In light of these findings, we next explored the relevant mechanisms by which NCX1 is regulated during pancreatitis to better understand the role of NCX1 in AP and to subsequently develop more effective strategies for AP treatment. The PI3K/AKT-NF-κB pathway has been well studied in AP, and the roles of this signaling pathway have been confirmed in previous research.[32-35] There is a substantial body of evidence showing that the development and progression of AP depend on NF-κB expression, which is also crucial for the transcriptional regulation of inflammatory mediators.[36-38] We found several NF-κB binding sites in the NCX1 promoter, and that pP65, the activated form of P65, a component of NF-κB, was increased in both AR42J cell culture and in vivo rat AP models. The NF-κB agonist PMA directly activated the NCX1 promoter, although transcription driven by the NCX1 promoter was repressed if cells were pretreated with the inhibitor of NF-κB, Bay11-7082. In addition, the expression of both NF-κB and NCX1 were increased during l-arginine-induced AP disease progression. In agreement with this study, recent review has also shown that NCX1 is an essential factor mediating the pathogenesis of digestive system, while chemical inhibition of NCX1 can alleviate the symptoms of pancreatitis.[39] In our study, we found that the NCX1-targeted inhibitor KB-R7943 mitigated the symptoms of edema, exudation, necrosis, and inflammatory cell infiltration during induced AP in vivo, thus confirming the role of NCX1 in this disease.
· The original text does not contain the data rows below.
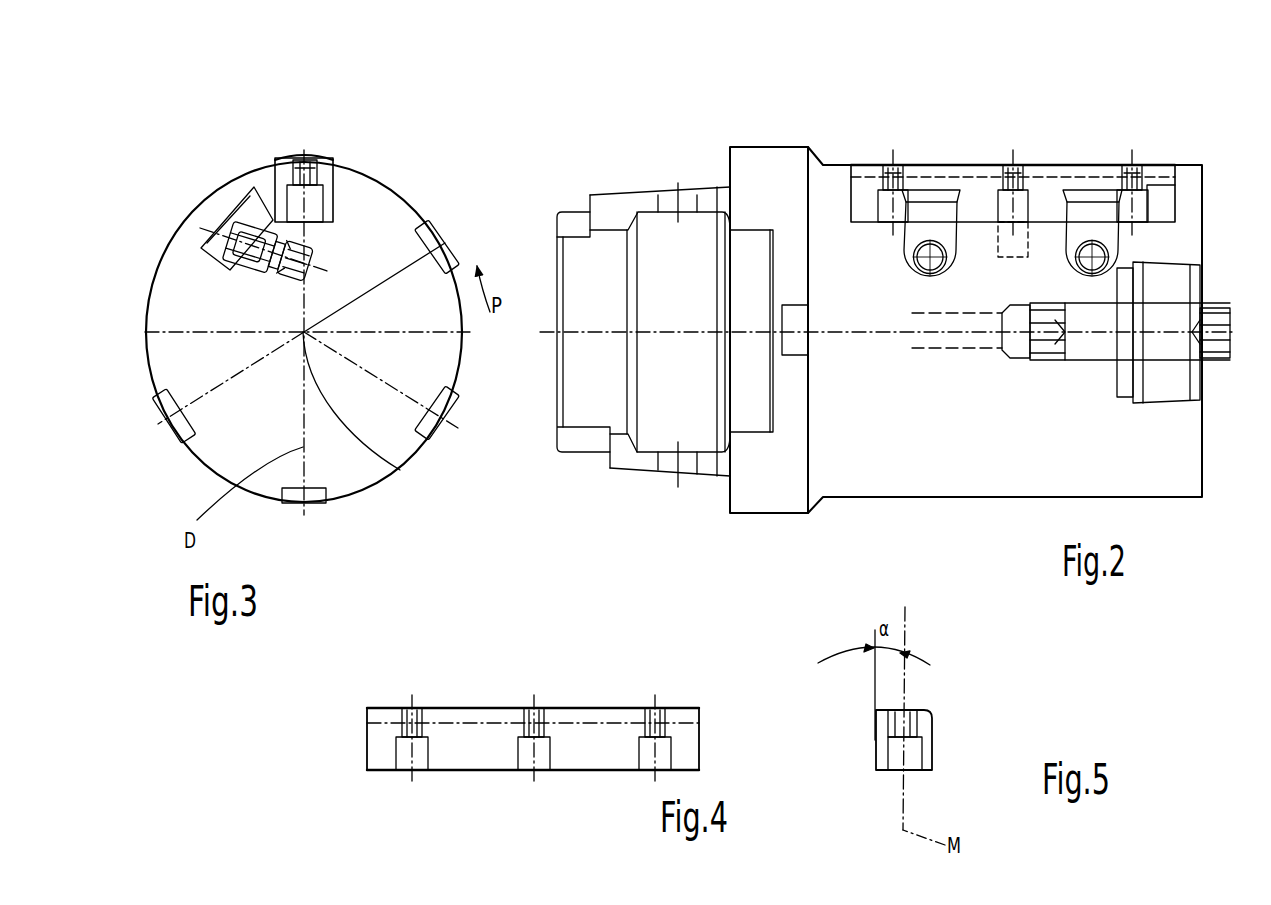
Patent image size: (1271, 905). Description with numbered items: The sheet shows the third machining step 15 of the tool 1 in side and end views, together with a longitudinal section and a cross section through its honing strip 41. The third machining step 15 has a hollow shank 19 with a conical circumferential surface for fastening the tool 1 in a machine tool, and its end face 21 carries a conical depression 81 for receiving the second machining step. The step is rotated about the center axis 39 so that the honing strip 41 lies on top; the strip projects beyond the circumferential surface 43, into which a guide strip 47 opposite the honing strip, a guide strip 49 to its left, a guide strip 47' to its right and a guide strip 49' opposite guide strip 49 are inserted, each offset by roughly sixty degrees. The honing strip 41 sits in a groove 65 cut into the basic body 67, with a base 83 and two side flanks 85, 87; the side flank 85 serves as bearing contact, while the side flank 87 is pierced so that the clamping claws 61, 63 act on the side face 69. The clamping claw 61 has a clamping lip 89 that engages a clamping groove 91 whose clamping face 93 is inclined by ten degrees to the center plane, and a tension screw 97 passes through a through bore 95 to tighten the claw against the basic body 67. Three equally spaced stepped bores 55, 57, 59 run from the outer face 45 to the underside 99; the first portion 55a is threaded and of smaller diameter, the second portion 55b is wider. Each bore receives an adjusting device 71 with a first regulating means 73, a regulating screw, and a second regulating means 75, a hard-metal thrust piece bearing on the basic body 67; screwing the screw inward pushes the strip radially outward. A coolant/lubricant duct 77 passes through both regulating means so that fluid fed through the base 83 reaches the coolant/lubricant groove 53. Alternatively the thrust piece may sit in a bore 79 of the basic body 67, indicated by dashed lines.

In FIG. 3, the tool 1 is at (120, 112).
In FIG. 3, the third machining step 15 is at (244, 148).
In FIG. 2, the third machining step 15 is at (851, 125).
In FIG. 2, the hollow shank 19 is at (617, 200).
In FIG. 2, the end face 21 is at (1204, 492).
In FIG. 3, the center axis 39 is at (405, 478).
In FIG. 2, the center axis 39 is at (585, 330).
In FIG. 3, the honing strip 41 is at (328, 178).
In FIG. 2, the honing strip 41 is at (1168, 190).
In FIG. 4, the honing strip 41 is at (362, 745).
In FIG. 5, the honing strip 41 is at (950, 704).
In FIG. 3, the circumferential surface 43 is at (460, 370).
In FIG. 2, the circumferential surface 43 is at (920, 497).
In FIG. 3, the outer face 45 is at (298, 158).
In FIG. 2, the outer face 45 is at (1042, 163).
In FIG. 4, the outer face 45 is at (573, 708).
In FIG. 3, the guide strip 47 is at (304, 540).
In FIG. 3, the guide strip 47' is at (454, 443).
In FIG. 3, the guide strip 49 is at (146, 426).
In FIG. 3, the guide strip 49' is at (466, 247).
In FIG. 4, the coolant/lubricant groove 53 is at (688, 717).
In FIG. 3, the bore 55 is at (310, 200).
In FIG. 2, the bore 55 is at (900, 165).
In FIG. 4, the bore 55 is at (401, 700).
In FIG. 5, the bore 55 is at (916, 710).
In FIG. 4, the first portion 55a is at (423, 716).
In FIG. 5, the first portion 55a is at (920, 728).
In FIG. 4, the second portion 55b is at (430, 755).
In FIG. 5, the second portion 55b is at (930, 762).
In FIG. 2, the bore 57 is at (997, 182).
In FIG. 4, the bore 57 is at (530, 700).
In FIG. 2, the bore 59 is at (1118, 175).
In FIG. 4, the bore 59 is at (655, 700).
In FIG. 3, the clamping claw 61 is at (198, 258).
In FIG. 2, the clamping claw 61 is at (893, 215).
In FIG. 3, the clamping claw 63 is at (325, 229).
In FIG. 2, the clamping claw 63 is at (1080, 237).
In FIG. 2, the groove 65 is at (1177, 205).
In FIG. 3, the basic body 67 is at (340, 474).
In FIG. 2, the basic body 67 is at (857, 477).
In FIG. 3, the side face 69 is at (293, 158).
In FIG. 2, the side face 69 is at (860, 190).
In FIG. 5, the side face 69 is at (872, 760).
In FIG. 2, the adjusting device 71 is at (862, 195).
In FIG. 2, the first regulating means 73 is at (876, 170).
In FIG. 2, the second regulating means 75 is at (883, 215).
In FIG. 2, the coolant/lubricant duct 77 is at (895, 223).
In FIG. 2, the bore 79 is at (997, 253).
In FIG. 2, the conical depression 81 is at (1180, 285).
In FIG. 3, the base 83 is at (380, 280).
In FIG. 3, the side flank 85 is at (325, 182).
In FIG. 3, the side flank 87 is at (255, 182).
In FIG. 3, the clamping lip 89 is at (262, 200).
In FIG. 3, the clamping groove 91 is at (290, 166).
In FIG. 5, the clamping groove 91 is at (868, 731).
In FIG. 3, the clamping face 93 is at (320, 162).
In FIG. 5, the clamping face 93 is at (903, 607).
In FIG. 3, the through bore 95 is at (208, 232).
In FIG. 3, the tension screw 97 is at (232, 263).
In FIG. 4, the underside 99 is at (583, 775).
In summary, our data indicated a link between NF-κB and NCX1 in AP pathogenesis. We propose that cerulein treatment induced AP given our findings that the early transcription factor NF-κB was activated by this treatment, which in turn promoted NCX1 expression and increased intracellular levels of Ca2+, resulting in a Ca2+ overload that exacerbated pancreatitis development. These data provide a preliminary, mechanistic insight into the function of NCX1 in development and progression of AP and its possible involvement in the regulatory cascade leading to AP. This study therefore provides a novel, potential target for treatment and prevention of AP.